Le collectif Tout reste à faire insuffle une nouvelle vie à des instruments de musique hors d’usage en donnant naissance à des créatures à la fois animées et sonores. De leurs mains expertes naît un bestiaire librement inspiré du monde fascinant des arthropodes.
Sous la forme de Puce, doryphore, sauterelle, scolopendre etc… des géants investissent le Muséum dans une exposition insolite, où se croisent art, science et musique. Des bêtes hors-norme pour plonger, d’un seul élan, dans l’univers foisonnant des arthropodes — et dans celui, tout aussi vibrant, des sons.
Je voudrais tout voir, quel temps prévoir ?
Il faut compter environ 1h30.
Le parcours est-il adapté aux enfants ?
Bien sur ! Elle comporte peu de textes et peut s’apprécier uniquement par la vue et le son.

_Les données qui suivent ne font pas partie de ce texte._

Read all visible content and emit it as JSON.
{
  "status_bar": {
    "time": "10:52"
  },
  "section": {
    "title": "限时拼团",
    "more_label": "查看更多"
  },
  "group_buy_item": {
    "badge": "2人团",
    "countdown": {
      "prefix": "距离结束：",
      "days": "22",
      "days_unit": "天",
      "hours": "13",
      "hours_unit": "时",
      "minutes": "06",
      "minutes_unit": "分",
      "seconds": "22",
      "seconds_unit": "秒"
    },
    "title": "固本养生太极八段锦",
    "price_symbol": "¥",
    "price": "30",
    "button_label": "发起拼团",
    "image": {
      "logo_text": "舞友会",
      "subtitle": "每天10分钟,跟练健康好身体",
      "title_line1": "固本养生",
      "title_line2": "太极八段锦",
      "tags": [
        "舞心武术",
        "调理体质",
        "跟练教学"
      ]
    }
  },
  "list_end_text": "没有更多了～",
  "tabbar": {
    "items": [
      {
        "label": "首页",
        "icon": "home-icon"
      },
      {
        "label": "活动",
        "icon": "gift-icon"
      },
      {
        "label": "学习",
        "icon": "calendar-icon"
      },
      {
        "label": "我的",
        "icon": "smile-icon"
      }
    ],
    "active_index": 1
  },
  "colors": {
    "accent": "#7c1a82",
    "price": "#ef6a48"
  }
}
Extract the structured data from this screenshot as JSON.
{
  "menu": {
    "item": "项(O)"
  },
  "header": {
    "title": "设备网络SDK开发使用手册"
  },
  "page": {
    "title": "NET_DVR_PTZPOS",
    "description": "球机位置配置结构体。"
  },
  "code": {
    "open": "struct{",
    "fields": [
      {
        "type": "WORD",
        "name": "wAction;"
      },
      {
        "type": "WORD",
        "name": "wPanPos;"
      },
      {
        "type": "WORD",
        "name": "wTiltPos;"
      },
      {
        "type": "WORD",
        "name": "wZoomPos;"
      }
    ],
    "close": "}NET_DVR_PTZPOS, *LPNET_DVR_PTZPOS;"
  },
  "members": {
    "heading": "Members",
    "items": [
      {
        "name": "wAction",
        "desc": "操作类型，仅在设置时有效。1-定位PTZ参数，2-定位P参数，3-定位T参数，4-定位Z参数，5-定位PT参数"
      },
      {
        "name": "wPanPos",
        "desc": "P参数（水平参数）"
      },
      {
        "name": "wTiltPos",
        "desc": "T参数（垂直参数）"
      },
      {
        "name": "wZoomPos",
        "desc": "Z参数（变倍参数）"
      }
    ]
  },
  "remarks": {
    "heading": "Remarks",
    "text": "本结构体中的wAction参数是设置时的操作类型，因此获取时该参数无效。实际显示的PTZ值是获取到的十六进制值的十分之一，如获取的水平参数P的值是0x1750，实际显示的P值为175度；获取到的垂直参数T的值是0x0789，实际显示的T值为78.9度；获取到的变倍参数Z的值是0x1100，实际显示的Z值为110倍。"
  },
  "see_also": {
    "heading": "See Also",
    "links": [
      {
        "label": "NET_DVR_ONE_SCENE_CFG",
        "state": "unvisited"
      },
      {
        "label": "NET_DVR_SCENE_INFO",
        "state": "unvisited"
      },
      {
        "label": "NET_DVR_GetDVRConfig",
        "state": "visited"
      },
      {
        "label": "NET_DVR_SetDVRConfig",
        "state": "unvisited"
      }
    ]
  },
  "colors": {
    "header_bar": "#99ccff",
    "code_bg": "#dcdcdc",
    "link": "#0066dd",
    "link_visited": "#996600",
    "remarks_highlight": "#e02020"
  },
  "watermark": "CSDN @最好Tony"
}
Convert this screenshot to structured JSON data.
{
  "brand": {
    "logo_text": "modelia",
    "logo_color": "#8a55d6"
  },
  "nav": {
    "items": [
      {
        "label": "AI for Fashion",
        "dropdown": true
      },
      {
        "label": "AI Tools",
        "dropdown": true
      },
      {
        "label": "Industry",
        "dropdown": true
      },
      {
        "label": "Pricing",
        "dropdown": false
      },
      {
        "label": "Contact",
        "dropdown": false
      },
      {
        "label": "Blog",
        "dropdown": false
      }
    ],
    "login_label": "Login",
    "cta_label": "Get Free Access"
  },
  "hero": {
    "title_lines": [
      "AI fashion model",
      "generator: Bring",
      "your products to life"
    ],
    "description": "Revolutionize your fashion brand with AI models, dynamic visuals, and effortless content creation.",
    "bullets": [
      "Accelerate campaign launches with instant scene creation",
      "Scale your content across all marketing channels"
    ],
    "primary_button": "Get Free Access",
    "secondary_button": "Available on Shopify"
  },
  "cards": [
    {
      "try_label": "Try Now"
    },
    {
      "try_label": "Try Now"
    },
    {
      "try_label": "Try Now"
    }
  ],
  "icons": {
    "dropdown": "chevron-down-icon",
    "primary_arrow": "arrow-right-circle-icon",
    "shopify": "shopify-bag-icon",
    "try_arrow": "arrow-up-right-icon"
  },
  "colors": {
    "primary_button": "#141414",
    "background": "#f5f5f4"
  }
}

L’exposition est accessible pour tous et toutes.
Et parce qu’il n’y a pas d’âge pour s’initier aux musées, le Muséum est entièrement équipé : espaces d’exposition accessibles en poussette, chaise haute dans le Café de la Baleine et table à langer. Les enfants représentent le tiers de notre public : ils sont toujours les bienvenus chez nous !
Le parcours est-il accessible pour les personnes à mobilité réduite ?
Tout à fait, le parcours est presque entièrement accessible pour les personnes à mobilité réduite.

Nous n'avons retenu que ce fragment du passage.